Sono in un certo senso in debito con questo film. Ricordo che la prima volta che lo vidi lo stroncai malamente, convinto di aver assistito a una esposizione di eccessi che non riuscii a digerire. Probabilmente aveva giocato un ruolo fondamentale una certa insofferenza preconcetta verso i temi e gli stilemi del regista sudcoreano, troppo smaccatamente autoriale e autoreferenziale, troppo affabilmente osannato da orde di cinefili "hipsterici" sempre pronti a riempirsi la bocca di «Kim Ki-Duk» e a diffonderne il verbo cinematografico.

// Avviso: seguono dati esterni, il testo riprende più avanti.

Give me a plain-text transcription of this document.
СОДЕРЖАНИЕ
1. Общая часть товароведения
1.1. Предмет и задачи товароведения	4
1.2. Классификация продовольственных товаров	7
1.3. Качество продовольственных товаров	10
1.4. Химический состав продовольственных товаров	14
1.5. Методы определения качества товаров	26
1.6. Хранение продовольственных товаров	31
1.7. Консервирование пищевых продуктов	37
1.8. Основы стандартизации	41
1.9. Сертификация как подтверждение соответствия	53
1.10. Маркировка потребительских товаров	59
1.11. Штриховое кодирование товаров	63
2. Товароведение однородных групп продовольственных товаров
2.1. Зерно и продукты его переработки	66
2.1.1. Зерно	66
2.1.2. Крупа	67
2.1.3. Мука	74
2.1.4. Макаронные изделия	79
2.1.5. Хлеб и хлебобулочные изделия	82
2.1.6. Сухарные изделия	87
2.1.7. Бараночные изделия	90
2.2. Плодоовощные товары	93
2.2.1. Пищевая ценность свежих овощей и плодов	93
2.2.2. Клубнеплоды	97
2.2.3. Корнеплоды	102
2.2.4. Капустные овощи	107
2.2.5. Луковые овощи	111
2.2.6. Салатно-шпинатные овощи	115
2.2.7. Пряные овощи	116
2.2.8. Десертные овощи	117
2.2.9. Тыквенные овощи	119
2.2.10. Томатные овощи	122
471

Un'esibizione onanistica di eccessi mi parse, quella prima visione: eccesso di lirismo visivo; eccesso di estetizzazione dell'immagine; eccesso di ostentatissimo pathos e sentimentalismo ammorbante. Soprattutto, ricordo, un eccesso di silenzi che mi risultò soporifero, enfatico fino allo sfinimento, addirittura irritante in alcuni punti. I sentimenti dominanti che accompagnarono i titoli di coda furono la noia e la stanchezza.
Stroncato, dunque, per sovrabbondanza di melensaggini e acrobazie simboliche. Non una bocciatura in toto, ma poco ci mancava. Ferro 3 - La casa vuota: piena di forme ma essenzialmente vuota di sostanza. Voto: 5. Al pari di un debito scolastico da recuperare alla prossima visione, trasformandolo in un 6 oppure, inappellabilmente, in un 4.
Una seconda possibilità non si nega a nessuna pellicola, men che meno a un'opera tanto acclamata come questa. Mi chiedevo se un giudizio finale così tranchant non fosse magari compromesso da un pregiudizio di fondo che mi aveva annebbiato la vista durante la prima visione. Furono innanzitutto le mie opinioni, da criticomane incallito e bastiancontrario quasi per partito preso, a parmi eccessive.
Dopo gli "esami di riparazione", quanto di negativo avevo espresso la prima volta, si è improvvisamente ribaltato, assumendo segno positivo. Lo sguardo dolente della protagonista, più che quello disinvolto e malandrino del personaggio maschile che la completa e la contrappunta, precedentemente pensato come stucchevole e fastidioso, si è fatto dolce e commovente. La carica simbolica delle immagini, prima percepita come un qualcosa di fastidiosamente affettato, pomposo e vanitosetto, è diventata un piacere per lo sguardo.
KKD, da autore tronfio e melodrammatico, si è tramutato in autentico tessitore della grammatica delle emozioni, abile come pochi nell'esprimere visivamente la profondità di significato dei silenzi che trascendono le parole. La bellezza delle immagini, la lenta e meditabonda progressione narrativa tra realtà e sogno, la delicatezza con cui sono orchestrate le partiture di gesti ed espressioni, tutto questo mi ha indotto a riformulare completamente il mio giudizio: da 5 a 10... quasi al limite della schizofrenia.